As if quality medical care exists merely by documentation. Having spent most of my professional career looking directly at patients, I apologize now when I must turn away from the person I'm trying to help, and toward the computer instead. My patients are sympathetic; they have iPhones, they accept technology. My younger colleagues may never know what it was like to actually look at the folks you're caring for. Soon, the doctor-patient relationship may evolve without eye contact. (Maybe it won't matter- some EHR's have the patient's picture at the top of the record.)
EHR's like iPhones, are here to stay. The legibility and availability of consultants' and hospital notes, as well as test results, save time and contribute to good continuity of care. But the systems are not "interoperable", meaning you can only access records within your own practice or hospital. There are many EHR vendors and they are in competition. They don't share. So one of the greatest potential benefits of computerized records- that they be immediately available to any practitioner who needs them- has not materialized, although there's hope that someday it will.

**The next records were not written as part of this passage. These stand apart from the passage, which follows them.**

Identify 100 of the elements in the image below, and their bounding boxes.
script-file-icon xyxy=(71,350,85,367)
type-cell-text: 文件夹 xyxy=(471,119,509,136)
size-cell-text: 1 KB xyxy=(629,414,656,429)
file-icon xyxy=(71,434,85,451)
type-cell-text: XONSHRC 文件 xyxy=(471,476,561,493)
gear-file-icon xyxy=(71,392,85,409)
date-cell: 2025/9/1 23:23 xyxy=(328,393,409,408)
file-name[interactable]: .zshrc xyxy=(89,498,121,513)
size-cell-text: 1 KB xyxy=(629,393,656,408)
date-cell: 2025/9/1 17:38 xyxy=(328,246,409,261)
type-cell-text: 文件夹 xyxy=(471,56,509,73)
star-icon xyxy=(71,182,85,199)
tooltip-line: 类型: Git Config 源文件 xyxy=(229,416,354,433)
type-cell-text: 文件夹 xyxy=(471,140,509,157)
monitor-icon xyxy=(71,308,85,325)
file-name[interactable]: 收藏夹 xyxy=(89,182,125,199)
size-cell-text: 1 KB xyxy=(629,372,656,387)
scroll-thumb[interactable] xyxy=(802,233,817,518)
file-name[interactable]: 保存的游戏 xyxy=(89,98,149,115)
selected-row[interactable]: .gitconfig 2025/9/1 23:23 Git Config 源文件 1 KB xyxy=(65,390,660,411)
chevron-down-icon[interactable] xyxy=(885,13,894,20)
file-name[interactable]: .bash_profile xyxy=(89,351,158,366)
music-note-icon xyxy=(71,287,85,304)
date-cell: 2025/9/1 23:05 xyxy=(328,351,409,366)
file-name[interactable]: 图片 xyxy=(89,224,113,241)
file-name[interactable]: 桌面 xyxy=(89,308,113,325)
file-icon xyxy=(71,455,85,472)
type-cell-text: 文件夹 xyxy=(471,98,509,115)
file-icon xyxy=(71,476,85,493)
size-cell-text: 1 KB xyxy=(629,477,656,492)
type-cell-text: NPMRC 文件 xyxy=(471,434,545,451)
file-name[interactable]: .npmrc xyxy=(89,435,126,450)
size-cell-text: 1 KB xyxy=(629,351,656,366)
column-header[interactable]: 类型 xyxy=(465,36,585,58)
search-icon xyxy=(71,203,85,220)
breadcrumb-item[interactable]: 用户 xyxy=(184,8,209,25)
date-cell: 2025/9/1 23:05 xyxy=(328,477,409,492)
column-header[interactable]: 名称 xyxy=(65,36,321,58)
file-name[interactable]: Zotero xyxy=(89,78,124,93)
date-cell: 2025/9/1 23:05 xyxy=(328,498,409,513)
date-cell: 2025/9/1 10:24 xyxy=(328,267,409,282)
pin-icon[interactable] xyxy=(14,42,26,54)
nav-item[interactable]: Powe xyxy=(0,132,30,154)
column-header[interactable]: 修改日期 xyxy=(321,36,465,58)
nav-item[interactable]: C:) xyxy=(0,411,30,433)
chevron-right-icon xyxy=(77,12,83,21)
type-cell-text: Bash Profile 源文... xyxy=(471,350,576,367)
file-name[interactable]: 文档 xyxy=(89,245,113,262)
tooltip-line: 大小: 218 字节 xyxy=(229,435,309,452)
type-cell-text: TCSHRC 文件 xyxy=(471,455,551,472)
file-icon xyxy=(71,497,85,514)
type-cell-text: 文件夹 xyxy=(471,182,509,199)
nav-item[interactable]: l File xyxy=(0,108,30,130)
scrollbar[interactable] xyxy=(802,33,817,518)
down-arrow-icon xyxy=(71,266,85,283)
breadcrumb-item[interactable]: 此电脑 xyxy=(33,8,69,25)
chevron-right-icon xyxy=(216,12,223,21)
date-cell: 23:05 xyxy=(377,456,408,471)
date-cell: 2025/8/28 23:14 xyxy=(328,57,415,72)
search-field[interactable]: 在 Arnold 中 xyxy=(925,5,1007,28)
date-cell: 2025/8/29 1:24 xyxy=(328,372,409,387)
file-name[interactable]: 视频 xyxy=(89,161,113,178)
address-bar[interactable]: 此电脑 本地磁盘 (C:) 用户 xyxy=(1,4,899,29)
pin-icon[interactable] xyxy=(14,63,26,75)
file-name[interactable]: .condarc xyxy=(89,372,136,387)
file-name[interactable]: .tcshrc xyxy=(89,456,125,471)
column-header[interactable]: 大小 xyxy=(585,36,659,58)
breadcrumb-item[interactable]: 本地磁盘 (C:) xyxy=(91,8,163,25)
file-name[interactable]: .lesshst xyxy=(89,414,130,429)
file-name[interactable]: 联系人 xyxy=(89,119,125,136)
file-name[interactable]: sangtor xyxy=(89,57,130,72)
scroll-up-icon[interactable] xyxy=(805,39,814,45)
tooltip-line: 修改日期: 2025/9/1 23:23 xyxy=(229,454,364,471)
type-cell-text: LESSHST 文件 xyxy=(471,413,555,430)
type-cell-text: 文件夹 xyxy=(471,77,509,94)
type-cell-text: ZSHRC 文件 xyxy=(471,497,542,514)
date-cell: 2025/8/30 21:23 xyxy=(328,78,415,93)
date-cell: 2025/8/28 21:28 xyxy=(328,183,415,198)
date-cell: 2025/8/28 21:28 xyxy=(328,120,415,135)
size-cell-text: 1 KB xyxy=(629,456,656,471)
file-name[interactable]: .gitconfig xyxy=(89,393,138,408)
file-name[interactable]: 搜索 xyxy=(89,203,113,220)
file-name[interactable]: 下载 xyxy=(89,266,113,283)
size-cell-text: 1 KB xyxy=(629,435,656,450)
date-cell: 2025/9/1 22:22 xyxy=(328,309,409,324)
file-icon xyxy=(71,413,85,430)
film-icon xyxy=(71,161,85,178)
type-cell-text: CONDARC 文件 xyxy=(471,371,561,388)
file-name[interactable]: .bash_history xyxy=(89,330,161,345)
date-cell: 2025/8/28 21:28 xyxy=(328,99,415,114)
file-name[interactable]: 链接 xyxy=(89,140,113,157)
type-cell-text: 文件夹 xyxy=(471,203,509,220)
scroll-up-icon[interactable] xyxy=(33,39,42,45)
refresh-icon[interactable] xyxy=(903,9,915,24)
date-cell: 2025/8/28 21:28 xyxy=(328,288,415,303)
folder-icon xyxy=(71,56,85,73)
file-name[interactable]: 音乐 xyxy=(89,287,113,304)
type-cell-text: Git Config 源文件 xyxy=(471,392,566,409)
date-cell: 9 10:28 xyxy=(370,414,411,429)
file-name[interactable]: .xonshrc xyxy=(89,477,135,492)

"Higher clinician gaze time at the patient predicted greater patient satisfaction." This was the conclusion of a November, 2015 study in the Journal of Family Practice. It is as if, by trying to measure quality, we diminish it. Interns spend 40% of their time at the computer, and 12% at the bedside. How can this help? Insurers are paying for mouse clicks, believing this equates with good medical care. EHR's in their current form are more detrimental than helpful. They need to be made simpler, cheaper, interoperable, and less obsessed with documentation of quality care and more interested in enabling a good doctor-patient relationship. They shouldn't have to be padded with unhelpful information in the name of quality. Technology should enhance skills, not suffocate human contact under a sludge of gibberish. We should know what our patients' eyes look like.